Ademais, a defensora pública Michelle Valéria Macedo Silva (2013, p.11) ensina que o acesso à justiça diz respeito à própria condição humana, consistindo no núcleo essencial dos direitos que garantem uma vida digna. Deste modo, cumpre ao Estado, de maneira obrigatória, assegurar aos cidadãos socialmente vulneráveis o conhecimento de seus direitos, sem o qual não possuem capacidade de autodeterminação social e apresentam-se em desvantagem no sistema político.

Neste sentido, a efetivação do direito de acesso à justiça somente se atende com a criação das Defensorias Públicas, tendo em vista que esta instituição é a mais competente para resgatar os indivíduos colocados à margem da sociedade e fazer com que eles alcancem o pleno exercício de suas liberdades individuais.

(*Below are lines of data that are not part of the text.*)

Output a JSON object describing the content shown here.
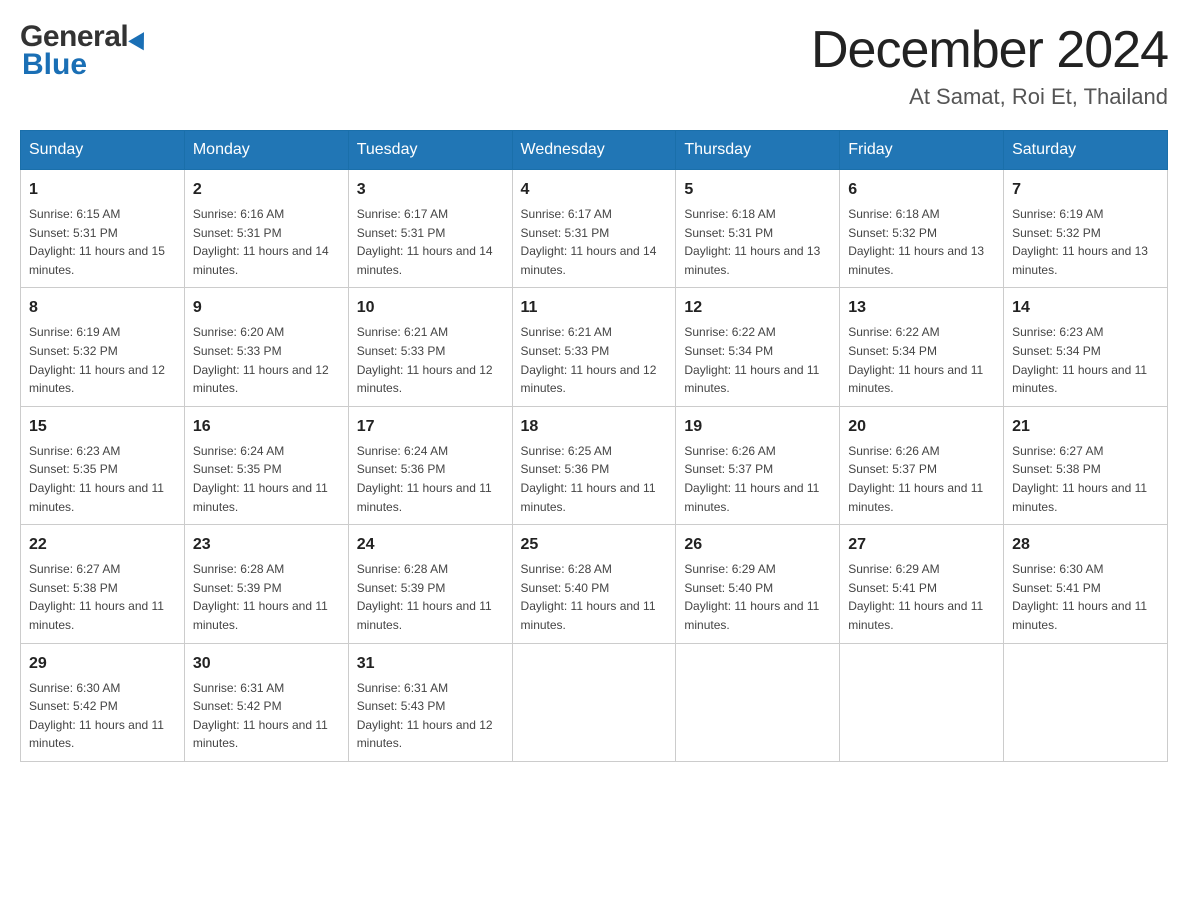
{
  "logo": {
    "general": "General",
    "blue": "Blue",
    "triangle_symbol": "▶"
  },
  "title": {
    "month_year": "December 2024",
    "location": "At Samat, Roi Et, Thailand"
  },
  "days_header": [
    "Sunday",
    "Monday",
    "Tuesday",
    "Wednesday",
    "Thursday",
    "Friday",
    "Saturday"
  ],
  "weeks": [
    {
      "days": [
        {
          "num": "1",
          "sunrise": "Sunrise: 6:15 AM",
          "sunset": "Sunset: 5:31 PM",
          "daylight": "Daylight: 11 hours and 15 minutes."
        },
        {
          "num": "2",
          "sunrise": "Sunrise: 6:16 AM",
          "sunset": "Sunset: 5:31 PM",
          "daylight": "Daylight: 11 hours and 14 minutes."
        },
        {
          "num": "3",
          "sunrise": "Sunrise: 6:17 AM",
          "sunset": "Sunset: 5:31 PM",
          "daylight": "Daylight: 11 hours and 14 minutes."
        },
        {
          "num": "4",
          "sunrise": "Sunrise: 6:17 AM",
          "sunset": "Sunset: 5:31 PM",
          "daylight": "Daylight: 11 hours and 14 minutes."
        },
        {
          "num": "5",
          "sunrise": "Sunrise: 6:18 AM",
          "sunset": "Sunset: 5:31 PM",
          "daylight": "Daylight: 11 hours and 13 minutes."
        },
        {
          "num": "6",
          "sunrise": "Sunrise: 6:18 AM",
          "sunset": "Sunset: 5:32 PM",
          "daylight": "Daylight: 11 hours and 13 minutes."
        },
        {
          "num": "7",
          "sunrise": "Sunrise: 6:19 AM",
          "sunset": "Sunset: 5:32 PM",
          "daylight": "Daylight: 11 hours and 13 minutes."
        }
      ]
    },
    {
      "days": [
        {
          "num": "8",
          "sunrise": "Sunrise: 6:19 AM",
          "sunset": "Sunset: 5:32 PM",
          "daylight": "Daylight: 11 hours and 12 minutes."
        },
        {
          "num": "9",
          "sunrise": "Sunrise: 6:20 AM",
          "sunset": "Sunset: 5:33 PM",
          "daylight": "Daylight: 11 hours and 12 minutes."
        },
        {
          "num": "10",
          "sunrise": "Sunrise: 6:21 AM",
          "sunset": "Sunset: 5:33 PM",
          "daylight": "Daylight: 11 hours and 12 minutes."
        },
        {
          "num": "11",
          "sunrise": "Sunrise: 6:21 AM",
          "sunset": "Sunset: 5:33 PM",
          "daylight": "Daylight: 11 hours and 12 minutes."
        },
        {
          "num": "12",
          "sunrise": "Sunrise: 6:22 AM",
          "sunset": "Sunset: 5:34 PM",
          "daylight": "Daylight: 11 hours and 11 minutes."
        },
        {
          "num": "13",
          "sunrise": "Sunrise: 6:22 AM",
          "sunset": "Sunset: 5:34 PM",
          "daylight": "Daylight: 11 hours and 11 minutes."
        },
        {
          "num": "14",
          "sunrise": "Sunrise: 6:23 AM",
          "sunset": "Sunset: 5:34 PM",
          "daylight": "Daylight: 11 hours and 11 minutes."
        }
      ]
    },
    {
      "days": [
        {
          "num": "15",
          "sunrise": "Sunrise: 6:23 AM",
          "sunset": "Sunset: 5:35 PM",
          "daylight": "Daylight: 11 hours and 11 minutes."
        },
        {
          "num": "16",
          "sunrise": "Sunrise: 6:24 AM",
          "sunset": "Sunset: 5:35 PM",
          "daylight": "Daylight: 11 hours and 11 minutes."
        },
        {
          "num": "17",
          "sunrise": "Sunrise: 6:24 AM",
          "sunset": "Sunset: 5:36 PM",
          "daylight": "Daylight: 11 hours and 11 minutes."
        },
        {
          "num": "18",
          "sunrise": "Sunrise: 6:25 AM",
          "sunset": "Sunset: 5:36 PM",
          "daylight": "Daylight: 11 hours and 11 minutes."
        },
        {
          "num": "19",
          "sunrise": "Sunrise: 6:26 AM",
          "sunset": "Sunset: 5:37 PM",
          "daylight": "Daylight: 11 hours and 11 minutes."
        },
        {
          "num": "20",
          "sunrise": "Sunrise: 6:26 AM",
          "sunset": "Sunset: 5:37 PM",
          "daylight": "Daylight: 11 hours and 11 minutes."
        },
        {
          "num": "21",
          "sunrise": "Sunrise: 6:27 AM",
          "sunset": "Sunset: 5:38 PM",
          "daylight": "Daylight: 11 hours and 11 minutes."
        }
      ]
    },
    {
      "days": [
        {
          "num": "22",
          "sunrise": "Sunrise: 6:27 AM",
          "sunset": "Sunset: 5:38 PM",
          "daylight": "Daylight: 11 hours and 11 minutes."
        },
        {
          "num": "23",
          "sunrise": "Sunrise: 6:28 AM",
          "sunset": "Sunset: 5:39 PM",
          "daylight": "Daylight: 11 hours and 11 minutes."
        },
        {
          "num": "24",
          "sunrise": "Sunrise: 6:28 AM",
          "sunset": "Sunset: 5:39 PM",
          "daylight": "Daylight: 11 hours and 11 minutes."
        },
        {
          "num": "25",
          "sunrise": "Sunrise: 6:28 AM",
          "sunset": "Sunset: 5:40 PM",
          "daylight": "Daylight: 11 hours and 11 minutes."
        },
        {
          "num": "26",
          "sunrise": "Sunrise: 6:29 AM",
          "sunset": "Sunset: 5:40 PM",
          "daylight": "Daylight: 11 hours and 11 minutes."
        },
        {
          "num": "27",
          "sunrise": "Sunrise: 6:29 AM",
          "sunset": "Sunset: 5:41 PM",
          "daylight": "Daylight: 11 hours and 11 minutes."
        },
        {
          "num": "28",
          "sunrise": "Sunrise: 6:30 AM",
          "sunset": "Sunset: 5:41 PM",
          "daylight": "Daylight: 11 hours and 11 minutes."
        }
      ]
    },
    {
      "days": [
        {
          "num": "29",
          "sunrise": "Sunrise: 6:30 AM",
          "sunset": "Sunset: 5:42 PM",
          "daylight": "Daylight: 11 hours and 11 minutes."
        },
        {
          "num": "30",
          "sunrise": "Sunrise: 6:31 AM",
          "sunset": "Sunset: 5:42 PM",
          "daylight": "Daylight: 11 hours and 11 minutes."
        },
        {
          "num": "31",
          "sunrise": "Sunrise: 6:31 AM",
          "sunset": "Sunset: 5:43 PM",
          "daylight": "Daylight: 11 hours and 12 minutes."
        },
        null,
        null,
        null,
        null
      ]
    }
  ]
}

Logo, demonstra-se que a Defensoria Pública, no exercício de sua função de agente de transformação social e por meio da representatividade processual qualificada dos menos favorecidos, impulsiona a conquista dos demais direitos fundamentais do ser humano.

1.2 A DEFENSORIA PÚBLICA NO BRASIL

A Defensoria Pública é, ao lado da Advocacia-Geral da União, a instituição mais recente dentre as que compõem o sistema de justiça brasileiro, visto que surgiram com a promulgação da Constituição da República Federativa do Brasil de 1988.

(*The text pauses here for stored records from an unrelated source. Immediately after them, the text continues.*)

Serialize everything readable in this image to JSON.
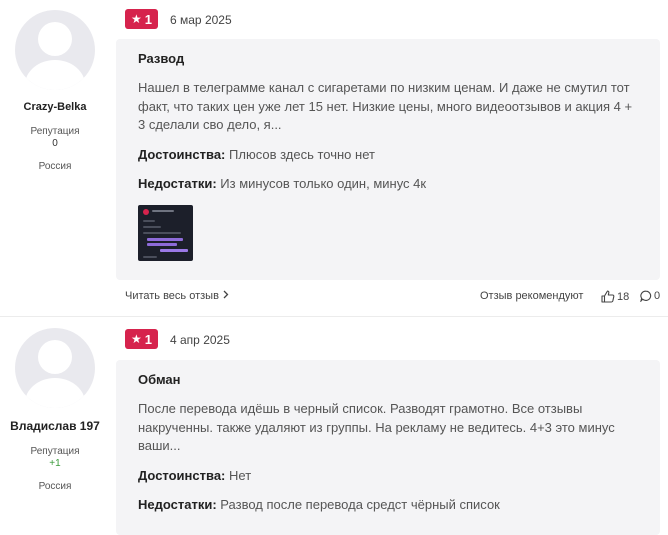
{
  "reviews": [
    {
      "author": "Crazy-Belka",
      "reputation_label": "Репутация",
      "reputation": "0",
      "country": "Россия",
      "rating": "1",
      "date": "6 мар 2025",
      "title": "Развод",
      "text": "Нашел в телеграмме канал с сигаретами по низким ценам. И даже не смутил тот факт, что таких цен уже лет 15 нет. Низкие цены, много видеоотзывов и акция 4 + 3 сделали сво дело, я...",
      "pros_label": "Достоинства:",
      "pros": "Плюсов здесь точно нет",
      "cons_label": "Недостатки:",
      "cons": "Из минусов только один, минус 4к",
      "read_more": "Читать весь отзыв",
      "recommend_label": "Отзыв рекомендуют",
      "likes": "18",
      "comments": "0"
    },
    {
      "author": "Владислав 197",
      "reputation_label": "Репутация",
      "reputation": "+1",
      "country": "Россия",
      "rating": "1",
      "date": "4 апр 2025",
      "title": "Обман",
      "text": "После перевода идёшь в черный список. Разводят грамотно. Все отзывы накрученны. также удаляют из группы. На рекламу не ведитесь. 4+3 это минус ваши...",
      "pros_label": "Достоинства:",
      "pros": "Нет",
      "cons_label": "Недостатки:",
      "cons": "Развод после перевода средст чёрный список"
    }
  ],
  "colors": {
    "badge": "#d6234d",
    "card_bg": "#f4f4f6",
    "positive": "#3a9a3a"
  },
  "icons": {
    "rating": "star-icon",
    "read_more": "chevron-right-icon",
    "likes": "thumbs-up-icon",
    "comments": "comment-icon"
  }
}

Moreira (2016, p. 77) explica que os constituintes foram além de definir que o acesso à justiça é um direito fundamental que deve ser garantido pelo Estado, determinando, ainda, que a defesa e a orientação jurídica de pessoas consideradas pobres, na acepção jurídica do termo, devem ser realizadas por uma instituição própria e autônoma, mantida pelo Poder Público, cujos servidores possuem características específicas e ingressam por concurso público.

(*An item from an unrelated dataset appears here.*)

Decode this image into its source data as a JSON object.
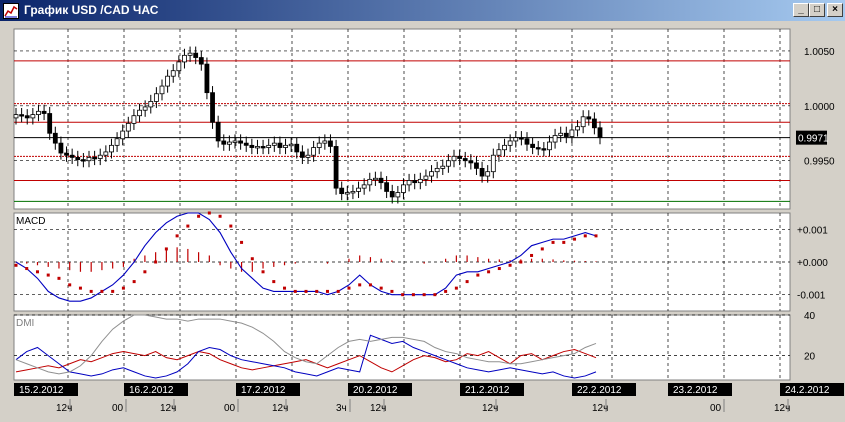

Esta instituição é a Defensoria Pública e a ela foi dedicada uma seção exclusiva da Constituição de 1988. No artigo 134, caput, do referido diploma, a Defensoria Pública foi alçada ao grau de instituição essencial à função jurisdicional do Estado, sendo lhe assegurada autonomia funcional e administrativa, além da iniciativa de sua proposta orçamentária (§2º do artigo 134 da CF).

O auxílio jurídico realizado pelas Defensorias Públicas às pessoas pobres na acepção legal do termo é assegurado aos brasileiros pelo artigo 5º, LXXIV, da CF, que determina que “o Estado prestará assistência jurídica integral e gratuita aos que comprovarem insuficiência de recursos”.

Este papel constitucional da Defensoria Pública foi reafirmado, em 03/04/2019, pelo Ministro Celso de Mello, do Supremo Tribunal Federal, no julgamento do Recurso Extraordinário 1.148.609/RS:

Devo ressaltar, por ser justo e necessário, a decisiva atuação da Defensoria Pública da União, que se mostra fiel, uma vez mais, à sua nobre vocação constitucional, pois, como o Supremo Tribunal Federal já o disse: “A Defensoria Pública, enquanto instituição permanente, essencial à função jurisdicional do Estado, qualifica-se como instrumento de concretização dos direitos e das liberdades de que são titulares as pessoas carentes e necessitadas. É por essa razão que a Defensoria Pública não pode (e não deve) ser tratada de modo inconsequente pelo Poder Público, pois a proteção jurisdicional de milhões de pessoas – carentes e desassistidas –, que sofrem inaceitável processo de exclusão jurídica e social, depende da adequada organização e da efetiva institucionalização desse órgão do Estado”.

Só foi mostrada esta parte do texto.